R.S.B. : – J’aurai dû me méfier de cette quincaillière alsacienne. Elle m’a refilé des joints qui n’ont pas la bonne dimension. Je ne peux rien en faire. Elle ne voudra rien savoir, j’ai déjà payé. De toute façon, à cette heure, la quincaillerie est fermée. Quelle poisse ! (Was für ein Unglück !)
Commentaire botulien : – C’est en maîtrisant la surprenance, l’importunance et la récalcitrance qu’on parvient à la bravitude, parfois la plupart du temps.
Martin médita un court instant sur la formule botulienne dont il admira en connaisseur l’efficace concision, puis il se mit sur le dos et se glissa sous la chasse d’eau, la jambe gauche enroulée autour de la cuvette. Il versa le contenu de son sac en cuir devant son œil droit. Ce qu’il découvrit lui redonna du courage. Ses automatismes d’expert reprirent le contrôle du démontage.
Martin : – Les modes de la surprenance, de l’importunance et de la récalcitrance ont pour fonction d’amener le caractère de l’être-là-devant à émerger à même l’utilisable.
R.S.B. : – Tout n’est pas perdu. Je viens de retrouver ma vieille clef à molette avec un assortiment de joints. Le boulon me résiste. Donnerwetter, je n’avais pas vu que c’était un pas à gauche. J’espère que je n’ai pas foiré le filetage. Si près du but.

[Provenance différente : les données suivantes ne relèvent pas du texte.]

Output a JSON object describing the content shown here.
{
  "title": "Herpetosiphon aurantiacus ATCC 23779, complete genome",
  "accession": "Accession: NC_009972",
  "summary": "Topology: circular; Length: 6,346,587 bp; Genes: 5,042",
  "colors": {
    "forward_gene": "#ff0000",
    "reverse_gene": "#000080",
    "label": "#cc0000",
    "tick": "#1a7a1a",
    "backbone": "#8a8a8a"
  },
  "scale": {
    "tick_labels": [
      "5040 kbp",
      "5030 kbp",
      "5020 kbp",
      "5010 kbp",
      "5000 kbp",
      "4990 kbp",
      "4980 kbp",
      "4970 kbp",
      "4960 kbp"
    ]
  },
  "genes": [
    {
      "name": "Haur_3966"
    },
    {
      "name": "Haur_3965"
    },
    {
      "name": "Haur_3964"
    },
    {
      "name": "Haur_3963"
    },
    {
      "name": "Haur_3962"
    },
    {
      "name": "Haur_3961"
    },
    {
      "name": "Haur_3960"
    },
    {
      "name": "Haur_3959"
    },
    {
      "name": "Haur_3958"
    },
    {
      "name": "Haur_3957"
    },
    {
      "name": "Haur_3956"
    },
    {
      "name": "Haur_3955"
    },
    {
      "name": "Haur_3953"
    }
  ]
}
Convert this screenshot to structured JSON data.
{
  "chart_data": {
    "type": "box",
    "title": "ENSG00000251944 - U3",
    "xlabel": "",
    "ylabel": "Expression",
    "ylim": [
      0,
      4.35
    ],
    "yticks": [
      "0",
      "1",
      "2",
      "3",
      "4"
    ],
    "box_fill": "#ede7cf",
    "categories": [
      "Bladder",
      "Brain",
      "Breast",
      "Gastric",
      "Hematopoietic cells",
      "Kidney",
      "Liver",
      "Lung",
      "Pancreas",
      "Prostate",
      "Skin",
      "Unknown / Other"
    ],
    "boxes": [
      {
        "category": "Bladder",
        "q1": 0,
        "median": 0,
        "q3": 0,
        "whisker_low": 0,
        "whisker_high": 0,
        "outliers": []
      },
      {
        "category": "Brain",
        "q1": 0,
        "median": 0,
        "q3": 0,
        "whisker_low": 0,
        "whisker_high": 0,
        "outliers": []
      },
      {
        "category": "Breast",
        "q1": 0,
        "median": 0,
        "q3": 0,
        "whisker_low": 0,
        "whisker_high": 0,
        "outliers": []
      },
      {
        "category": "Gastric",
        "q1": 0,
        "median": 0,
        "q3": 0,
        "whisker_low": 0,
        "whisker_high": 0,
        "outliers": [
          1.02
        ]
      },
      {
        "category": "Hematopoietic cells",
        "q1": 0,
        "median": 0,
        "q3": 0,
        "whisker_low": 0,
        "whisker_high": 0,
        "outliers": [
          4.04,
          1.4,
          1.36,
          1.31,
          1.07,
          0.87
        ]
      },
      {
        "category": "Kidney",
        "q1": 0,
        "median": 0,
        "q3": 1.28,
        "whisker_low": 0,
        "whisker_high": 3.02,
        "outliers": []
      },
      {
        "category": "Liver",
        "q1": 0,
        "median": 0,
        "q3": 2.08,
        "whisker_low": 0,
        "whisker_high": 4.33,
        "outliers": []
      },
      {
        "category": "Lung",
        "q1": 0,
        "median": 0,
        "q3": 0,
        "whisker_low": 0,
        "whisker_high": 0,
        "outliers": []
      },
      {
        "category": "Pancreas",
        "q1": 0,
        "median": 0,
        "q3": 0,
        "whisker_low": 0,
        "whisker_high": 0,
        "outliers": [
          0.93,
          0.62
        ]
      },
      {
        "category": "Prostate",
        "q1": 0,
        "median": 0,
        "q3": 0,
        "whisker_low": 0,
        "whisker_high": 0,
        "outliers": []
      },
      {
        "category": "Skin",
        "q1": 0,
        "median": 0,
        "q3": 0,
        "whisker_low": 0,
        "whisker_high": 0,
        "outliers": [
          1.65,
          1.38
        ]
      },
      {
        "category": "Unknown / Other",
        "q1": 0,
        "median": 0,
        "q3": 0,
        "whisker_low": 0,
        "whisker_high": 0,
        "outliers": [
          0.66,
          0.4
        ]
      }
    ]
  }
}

Commentaire botulien : – L’essence du Dasein se manifeste dans son existence, mais se résout-elle à cette seule existence ou alors quoi ?
Constatant que le pas de vis avait foiré, Botul s’exclama en son for intérieur, en français et pourtant mezza voce :
– Décidément la plomberie est un chemin qui ne mène nulle part, c’est bien là le souci.
Martin aurait compris : – L’ontologie est un chemin qui ne mène nulle part (Holzweg), c’est bien là le souci. Ce quiproquo amorça chez le philosophe allemand ses analyses sur l’être de l’Étant (qui ne sont pas de la tarte). Au passage, sous l’appellation Holzwege, le philosophe allemand piquait à Botul l’idée de chemin qui ne mène nulle part, la seule originalité d’Heidegger est, en l’occurrence, d’avoir utilisé le pluriel (Holzwege).5
(à suivre)
ф
Lexique heideggérien
Leçon 1
Dasein : manière d'être spécifique de l'être humain, confronté à la possibilité constante de sa mort, et qui, tout en étant enfermé dans sa solitude, « est toujours au monde », auprès des choses. Etant : « Les hommes aussi, ainsi que les choses produites par
l'homme, et les effets et circonstances résultant de l'effet de l’activité humaine, tout cela fait partie de l'étant. »
(citation de M.H )
ETRE-AU-MONDE : voir Dasein
LA-DEVANT : voir Dasein
(à suivre)
1 Encore une thèse énoncée en passant par Botul dont Heidegger fera son miel lorsqu’il écrira Der Ursprung des Kunstwerke (L’origine de l’œuvre d’art).
* Pour les mots en italiques, voir le Lexique à la fin.
3 Voir note précédente.
4 Il est possible que Gudrun n’ait pas relevé, mais Botul a probablement prononcé ek-sistence.
5 Dans la forêt, il y a des chemins qui le plus souvent se perdent soudain recouverts d’herbe dans le non frayé on les appelle Hozlwege (Martin Heidegger épigraphe de Holzwege, Les chemins qui ne mènent nulle part, traduction Wolfgang Brokmeir, Gallimard.).